Pennsylvania Rep. Amen Brown gets to stay on the primary ballot
State Rep. Amen Brown, of West Philly, will stay on the upcoming primary ballot to compete for Pennsylvania's newly created 10th Legislative District.
Driving the news: Brown was sued earlier this month by three voters for not meeting residency requirements and failing to disclose financial information.
- The Pennsylvania Commonwealth Court ultimately ruled this week that Brown could remain on the ballot, arguing that the violations didn't appear to be intentional.
Context: Brown currently represents the 190th District, but is trying to switch to the 10th, which transferred from western Pennsylvania during the redistricting process.
- He's a Democrat who's known for being hard on crime, like pushing for mandatory minimum sentences. It's led to friction among others in his party, including Philadelphia District Attorney Larry Krasner.
- Brown has a history of legal issues, including accusations last year that he was involved in deed fraud.

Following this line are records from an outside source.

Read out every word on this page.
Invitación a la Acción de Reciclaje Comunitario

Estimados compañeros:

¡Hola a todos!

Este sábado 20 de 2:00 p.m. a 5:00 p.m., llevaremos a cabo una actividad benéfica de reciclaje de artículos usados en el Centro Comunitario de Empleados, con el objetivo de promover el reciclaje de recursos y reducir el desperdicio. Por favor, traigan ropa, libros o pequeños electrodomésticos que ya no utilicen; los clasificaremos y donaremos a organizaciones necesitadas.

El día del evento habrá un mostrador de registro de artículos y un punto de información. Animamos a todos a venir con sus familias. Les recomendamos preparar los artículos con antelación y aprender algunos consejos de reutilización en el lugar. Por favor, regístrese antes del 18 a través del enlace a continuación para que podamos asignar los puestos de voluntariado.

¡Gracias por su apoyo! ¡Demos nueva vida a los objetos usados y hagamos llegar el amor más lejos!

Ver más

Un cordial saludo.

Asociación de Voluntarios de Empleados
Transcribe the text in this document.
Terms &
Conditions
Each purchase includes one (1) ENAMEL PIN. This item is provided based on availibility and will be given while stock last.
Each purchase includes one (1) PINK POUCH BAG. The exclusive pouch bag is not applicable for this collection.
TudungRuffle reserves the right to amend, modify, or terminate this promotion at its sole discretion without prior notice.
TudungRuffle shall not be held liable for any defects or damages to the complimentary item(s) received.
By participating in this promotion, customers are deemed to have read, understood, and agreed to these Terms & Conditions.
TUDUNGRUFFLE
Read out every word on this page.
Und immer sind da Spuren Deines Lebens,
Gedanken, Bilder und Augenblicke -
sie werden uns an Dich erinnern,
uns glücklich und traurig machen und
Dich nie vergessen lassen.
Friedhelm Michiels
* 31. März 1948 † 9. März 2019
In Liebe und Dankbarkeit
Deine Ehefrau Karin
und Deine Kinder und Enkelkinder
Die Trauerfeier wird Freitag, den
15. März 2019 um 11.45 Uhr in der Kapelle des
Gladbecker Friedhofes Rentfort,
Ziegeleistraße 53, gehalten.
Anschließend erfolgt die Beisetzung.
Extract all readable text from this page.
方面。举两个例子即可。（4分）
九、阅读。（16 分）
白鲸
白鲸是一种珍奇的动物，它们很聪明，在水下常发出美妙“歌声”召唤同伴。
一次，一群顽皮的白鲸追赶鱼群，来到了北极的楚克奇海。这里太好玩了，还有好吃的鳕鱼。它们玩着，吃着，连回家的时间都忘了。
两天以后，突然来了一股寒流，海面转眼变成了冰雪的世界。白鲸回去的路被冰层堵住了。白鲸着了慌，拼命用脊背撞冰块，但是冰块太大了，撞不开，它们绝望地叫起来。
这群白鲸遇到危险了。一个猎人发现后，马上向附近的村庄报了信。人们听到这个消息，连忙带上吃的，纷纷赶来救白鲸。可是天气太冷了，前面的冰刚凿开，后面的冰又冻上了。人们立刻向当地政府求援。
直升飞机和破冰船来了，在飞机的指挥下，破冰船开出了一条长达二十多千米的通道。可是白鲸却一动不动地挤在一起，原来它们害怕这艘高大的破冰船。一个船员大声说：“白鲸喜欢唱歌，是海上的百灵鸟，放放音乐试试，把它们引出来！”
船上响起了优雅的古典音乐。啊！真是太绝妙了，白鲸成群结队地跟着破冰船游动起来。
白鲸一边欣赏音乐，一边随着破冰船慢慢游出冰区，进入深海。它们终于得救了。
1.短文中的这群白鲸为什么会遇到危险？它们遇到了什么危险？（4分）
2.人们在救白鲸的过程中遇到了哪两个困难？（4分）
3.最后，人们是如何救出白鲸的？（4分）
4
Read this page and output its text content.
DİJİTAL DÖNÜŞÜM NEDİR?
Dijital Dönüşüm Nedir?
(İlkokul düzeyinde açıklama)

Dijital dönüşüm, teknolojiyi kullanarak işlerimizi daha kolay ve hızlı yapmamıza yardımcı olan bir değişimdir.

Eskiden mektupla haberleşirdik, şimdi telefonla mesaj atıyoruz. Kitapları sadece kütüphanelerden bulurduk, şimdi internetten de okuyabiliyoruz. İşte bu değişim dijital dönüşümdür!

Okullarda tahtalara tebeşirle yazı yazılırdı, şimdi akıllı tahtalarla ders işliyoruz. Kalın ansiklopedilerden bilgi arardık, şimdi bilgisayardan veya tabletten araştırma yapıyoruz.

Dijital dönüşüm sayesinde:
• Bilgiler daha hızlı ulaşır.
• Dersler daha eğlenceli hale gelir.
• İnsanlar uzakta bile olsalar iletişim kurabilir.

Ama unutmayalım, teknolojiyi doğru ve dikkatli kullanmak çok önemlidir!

State of play: Brown faces two challengers in the May 17 primary:
- Sajda Blackwell, a radio personality and a relative of former Councilmember Jannie Blackwell.
- Cassandra Green, who's already secured endorsements from the Pennsylvania Working Families Party and Councilmembers Helen Gym and Jamie Gauthier.
What they're saying: The state court found that Brown's violations were "consistent with the Candidate's general irresponsibility and poor handling of his affairs."
- The court added that Brown "merely committed a mistake resulting from the lackadaisical attitude he routinely displays toward serious matters."
Brown did not return Axios' request for comment.